Documentary Fortnight 2012 Overview

Now in its eleventh year, the Documentary Fortnight is MoMA’s annual exhibition of recent non-fiction from around the world. Running February 16-28, the program aims to expand the consideration of what constitutes documentary in contemporary filmmaking and art, reflected in an eclectic and innovative line-up as well as two guided tours of Web-based interactive non-fiction storytelling.

The festival opens with two feature-length docs: Tatiana Huezo Sanchez’s THE TINIEST PLACE (EL LUGAR MÁS PEQUEÑO), which has screened extensively at festivals, garnering numerous awards, including recognition from Abu Dhabi, DOCSDF, Visions du Reel, and the Cinema Eye Honors; and Jim Hubbard’s UNITED IN ANGER: A HISTORY OF ACT UP (pictured), which has its world premiere here. I’ve been wanting to see Sanchez’s celebrated film on the rebirth of a decimated El Salvadorian village for months now, and have been eagerly anticipating Hubbard’s film on the influential AIDS activist group since he showed me clips about a year ago.

I’ve already seen just a few of the films in the line-up. Of these, I responded best to Željka Suková’s hybrid doc MARIJA’S OWN, a semi-absurdist celebration of the filmmaker’s deceased grandmother. I wrote about the film out of Karlovy Vary for Indiewire here.

Among the rest of the feature-length offerings I’m most interested in are a number of portraits of siblings or other family members, including a retrospective showing of documentary legend DA Pennebaker’s rarely screened 1965 portrait of two sisters, ELIZABETH AND MARY; Ji Dan’s WHEN THE BOUGH BREAKS (pictured), about two sisters’ tense relationship with their parents; and Wojciech Staroń’s ARGENTINIAN LESSON, where the coming of age of the director’s son coincides with the family’s relocation to Argentina.

Two additional films have intriguing main subjects: Thomas Østbye’s IMAGINING EMANUEL, which I managed to miss at both Hot Docs and Nordisk Panorama, focuses on the question of identity via an alleged Liberian stowaway to Norway; while Orri Jónsson, Kristín Björk Kristjánsdóttir, and Ingibjörg Birgisdóttir’s GRANDMA LO-FI: THE BASEMENT TAPES OF SIGRIDUR NIELSDOTTIR (pictured), a look at an unusually prolific musician who began her career at the age of 70.

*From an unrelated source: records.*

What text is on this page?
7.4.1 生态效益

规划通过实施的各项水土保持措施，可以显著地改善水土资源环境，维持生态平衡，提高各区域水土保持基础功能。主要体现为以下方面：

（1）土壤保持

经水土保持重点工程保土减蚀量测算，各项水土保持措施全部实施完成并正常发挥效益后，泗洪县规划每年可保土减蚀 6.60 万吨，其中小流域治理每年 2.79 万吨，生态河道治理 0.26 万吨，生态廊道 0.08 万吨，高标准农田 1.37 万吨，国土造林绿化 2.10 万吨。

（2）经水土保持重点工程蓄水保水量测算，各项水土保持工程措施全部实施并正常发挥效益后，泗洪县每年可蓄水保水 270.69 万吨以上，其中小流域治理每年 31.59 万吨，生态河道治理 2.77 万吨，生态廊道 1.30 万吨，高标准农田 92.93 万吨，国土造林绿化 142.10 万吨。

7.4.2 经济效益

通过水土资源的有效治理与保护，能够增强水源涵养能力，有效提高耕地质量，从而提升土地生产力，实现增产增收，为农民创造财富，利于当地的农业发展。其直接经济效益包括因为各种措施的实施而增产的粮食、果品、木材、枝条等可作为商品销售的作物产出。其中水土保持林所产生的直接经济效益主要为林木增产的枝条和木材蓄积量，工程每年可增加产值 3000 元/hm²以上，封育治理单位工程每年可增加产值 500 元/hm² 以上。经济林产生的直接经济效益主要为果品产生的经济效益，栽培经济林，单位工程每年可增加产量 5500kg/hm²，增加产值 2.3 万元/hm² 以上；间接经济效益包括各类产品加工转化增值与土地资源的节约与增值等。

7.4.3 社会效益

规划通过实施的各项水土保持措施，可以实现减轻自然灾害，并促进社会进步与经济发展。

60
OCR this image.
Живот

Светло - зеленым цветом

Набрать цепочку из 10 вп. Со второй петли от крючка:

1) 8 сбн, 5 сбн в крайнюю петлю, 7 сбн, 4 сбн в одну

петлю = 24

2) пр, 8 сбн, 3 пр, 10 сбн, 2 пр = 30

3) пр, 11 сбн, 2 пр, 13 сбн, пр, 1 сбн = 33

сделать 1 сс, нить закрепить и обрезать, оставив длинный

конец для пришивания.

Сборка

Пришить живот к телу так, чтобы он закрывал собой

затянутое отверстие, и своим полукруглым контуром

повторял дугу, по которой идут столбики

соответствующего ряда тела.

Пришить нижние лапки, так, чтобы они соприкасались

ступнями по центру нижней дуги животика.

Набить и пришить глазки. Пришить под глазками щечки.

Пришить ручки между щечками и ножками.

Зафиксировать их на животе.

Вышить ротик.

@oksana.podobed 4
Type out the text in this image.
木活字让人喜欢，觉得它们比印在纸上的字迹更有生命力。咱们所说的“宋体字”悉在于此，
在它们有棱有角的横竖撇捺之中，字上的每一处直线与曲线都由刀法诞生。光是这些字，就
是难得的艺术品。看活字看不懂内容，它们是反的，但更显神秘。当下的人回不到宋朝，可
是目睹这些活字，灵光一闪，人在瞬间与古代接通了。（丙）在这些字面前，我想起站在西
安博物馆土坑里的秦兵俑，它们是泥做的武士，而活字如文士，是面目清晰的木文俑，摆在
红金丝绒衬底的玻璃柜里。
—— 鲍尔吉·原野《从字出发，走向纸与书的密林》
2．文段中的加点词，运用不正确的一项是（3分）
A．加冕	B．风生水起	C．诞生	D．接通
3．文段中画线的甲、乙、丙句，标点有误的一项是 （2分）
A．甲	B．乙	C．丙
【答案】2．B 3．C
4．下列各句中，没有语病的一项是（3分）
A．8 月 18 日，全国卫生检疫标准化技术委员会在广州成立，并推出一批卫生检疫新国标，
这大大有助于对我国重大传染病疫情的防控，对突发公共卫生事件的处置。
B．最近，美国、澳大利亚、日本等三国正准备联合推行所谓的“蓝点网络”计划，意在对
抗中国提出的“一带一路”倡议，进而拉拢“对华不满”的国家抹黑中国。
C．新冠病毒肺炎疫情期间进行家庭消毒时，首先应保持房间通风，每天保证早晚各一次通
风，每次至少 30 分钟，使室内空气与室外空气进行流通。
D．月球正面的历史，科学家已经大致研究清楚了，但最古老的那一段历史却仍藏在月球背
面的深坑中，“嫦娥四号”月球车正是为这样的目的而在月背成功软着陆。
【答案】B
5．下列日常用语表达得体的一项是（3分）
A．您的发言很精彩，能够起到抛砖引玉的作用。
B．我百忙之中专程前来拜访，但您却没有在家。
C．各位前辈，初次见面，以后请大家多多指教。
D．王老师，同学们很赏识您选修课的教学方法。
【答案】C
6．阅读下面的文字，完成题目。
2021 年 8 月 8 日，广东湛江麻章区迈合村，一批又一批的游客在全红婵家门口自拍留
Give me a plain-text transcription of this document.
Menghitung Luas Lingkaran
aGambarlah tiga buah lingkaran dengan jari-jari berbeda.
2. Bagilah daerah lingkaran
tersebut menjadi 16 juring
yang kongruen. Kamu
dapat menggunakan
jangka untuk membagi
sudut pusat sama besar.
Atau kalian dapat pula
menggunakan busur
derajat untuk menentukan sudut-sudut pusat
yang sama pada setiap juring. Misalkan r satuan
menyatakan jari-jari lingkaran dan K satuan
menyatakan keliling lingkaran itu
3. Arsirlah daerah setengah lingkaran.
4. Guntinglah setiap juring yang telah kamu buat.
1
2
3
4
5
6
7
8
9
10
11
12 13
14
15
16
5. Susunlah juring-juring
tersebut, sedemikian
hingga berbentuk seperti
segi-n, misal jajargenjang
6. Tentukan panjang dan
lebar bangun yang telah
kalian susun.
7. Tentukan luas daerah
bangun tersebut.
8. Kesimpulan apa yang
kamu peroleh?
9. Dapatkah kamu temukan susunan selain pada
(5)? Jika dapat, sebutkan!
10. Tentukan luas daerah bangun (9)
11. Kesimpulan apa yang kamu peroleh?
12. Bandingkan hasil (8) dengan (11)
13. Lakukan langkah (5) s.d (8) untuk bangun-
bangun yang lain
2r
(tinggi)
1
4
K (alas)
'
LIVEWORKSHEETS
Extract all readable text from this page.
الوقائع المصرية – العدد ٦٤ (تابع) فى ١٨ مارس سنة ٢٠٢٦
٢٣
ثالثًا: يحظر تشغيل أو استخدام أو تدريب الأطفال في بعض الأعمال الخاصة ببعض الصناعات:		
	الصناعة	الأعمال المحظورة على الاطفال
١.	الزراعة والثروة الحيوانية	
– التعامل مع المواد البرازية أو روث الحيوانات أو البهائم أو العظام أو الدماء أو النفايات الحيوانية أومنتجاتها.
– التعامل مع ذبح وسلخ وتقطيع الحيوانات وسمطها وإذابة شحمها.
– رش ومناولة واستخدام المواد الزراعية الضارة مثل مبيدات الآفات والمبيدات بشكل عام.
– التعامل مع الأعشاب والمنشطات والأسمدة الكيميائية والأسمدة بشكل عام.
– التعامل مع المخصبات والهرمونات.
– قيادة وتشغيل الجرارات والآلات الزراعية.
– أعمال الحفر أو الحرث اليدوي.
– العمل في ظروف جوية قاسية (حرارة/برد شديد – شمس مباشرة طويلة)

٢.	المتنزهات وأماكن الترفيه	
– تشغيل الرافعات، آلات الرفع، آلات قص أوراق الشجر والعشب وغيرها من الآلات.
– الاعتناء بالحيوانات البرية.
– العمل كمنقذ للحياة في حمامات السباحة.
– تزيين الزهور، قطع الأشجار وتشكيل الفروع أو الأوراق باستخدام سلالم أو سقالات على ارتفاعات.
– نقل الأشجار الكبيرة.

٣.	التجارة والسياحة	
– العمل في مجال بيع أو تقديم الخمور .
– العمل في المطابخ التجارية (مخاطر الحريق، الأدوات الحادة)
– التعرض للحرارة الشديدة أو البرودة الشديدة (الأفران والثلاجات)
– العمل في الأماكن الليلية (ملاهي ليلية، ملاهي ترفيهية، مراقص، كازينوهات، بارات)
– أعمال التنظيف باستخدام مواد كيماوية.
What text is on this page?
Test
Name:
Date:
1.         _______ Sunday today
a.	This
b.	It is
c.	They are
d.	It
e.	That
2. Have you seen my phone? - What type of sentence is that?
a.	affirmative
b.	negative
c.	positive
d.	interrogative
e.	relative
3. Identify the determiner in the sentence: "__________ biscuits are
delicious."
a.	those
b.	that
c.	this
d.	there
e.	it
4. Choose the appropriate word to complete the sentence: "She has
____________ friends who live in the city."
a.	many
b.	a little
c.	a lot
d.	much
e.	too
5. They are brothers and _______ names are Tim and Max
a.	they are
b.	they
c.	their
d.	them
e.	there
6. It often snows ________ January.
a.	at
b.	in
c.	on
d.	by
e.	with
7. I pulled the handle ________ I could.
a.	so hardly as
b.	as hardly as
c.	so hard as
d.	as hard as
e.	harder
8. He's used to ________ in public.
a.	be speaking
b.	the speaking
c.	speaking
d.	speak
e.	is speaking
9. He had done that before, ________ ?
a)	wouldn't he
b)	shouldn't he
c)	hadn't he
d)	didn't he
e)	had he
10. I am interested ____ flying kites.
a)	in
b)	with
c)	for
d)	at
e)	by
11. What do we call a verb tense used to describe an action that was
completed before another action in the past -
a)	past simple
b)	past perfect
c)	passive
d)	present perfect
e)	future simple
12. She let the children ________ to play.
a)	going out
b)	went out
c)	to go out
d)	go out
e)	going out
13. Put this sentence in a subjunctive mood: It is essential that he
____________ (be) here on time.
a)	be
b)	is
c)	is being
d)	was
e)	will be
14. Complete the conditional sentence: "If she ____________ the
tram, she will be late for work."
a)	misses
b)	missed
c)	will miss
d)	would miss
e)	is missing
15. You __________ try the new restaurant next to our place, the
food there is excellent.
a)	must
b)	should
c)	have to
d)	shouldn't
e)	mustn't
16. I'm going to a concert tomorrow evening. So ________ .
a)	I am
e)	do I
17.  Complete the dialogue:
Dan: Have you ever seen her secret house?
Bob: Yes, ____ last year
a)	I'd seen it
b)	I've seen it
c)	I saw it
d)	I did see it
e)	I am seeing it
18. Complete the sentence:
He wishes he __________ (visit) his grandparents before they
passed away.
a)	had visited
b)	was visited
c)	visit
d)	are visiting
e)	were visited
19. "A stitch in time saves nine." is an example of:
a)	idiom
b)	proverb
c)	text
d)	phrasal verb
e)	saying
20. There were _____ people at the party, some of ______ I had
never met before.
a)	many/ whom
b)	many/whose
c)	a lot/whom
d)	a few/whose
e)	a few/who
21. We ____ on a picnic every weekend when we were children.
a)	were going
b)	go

The final four films I’m most drawn to are described as more lyrical or even experimental. The most unusual and promising might be Matt McCormick’s THE GREAT NORTHWEST (pictured), an immersive present-day re-creation of a 1958 journey through the Pacific Northwest. Daniel Rosas’ EL FIELD, which paints a picture of life and industry in a California desert border town. I missed Victor Kossakovsky’s poetic exploration of global opposites, ¡VIVAN LAS ANTIPODAS! at IDFA, and hope to catch it at MoMA. Finally, INTO ETERNITY‘s Michael Madsen offers an inquiry into the representation of a place and its residents in THE AVERAGE OF AVERAGES – in 3D.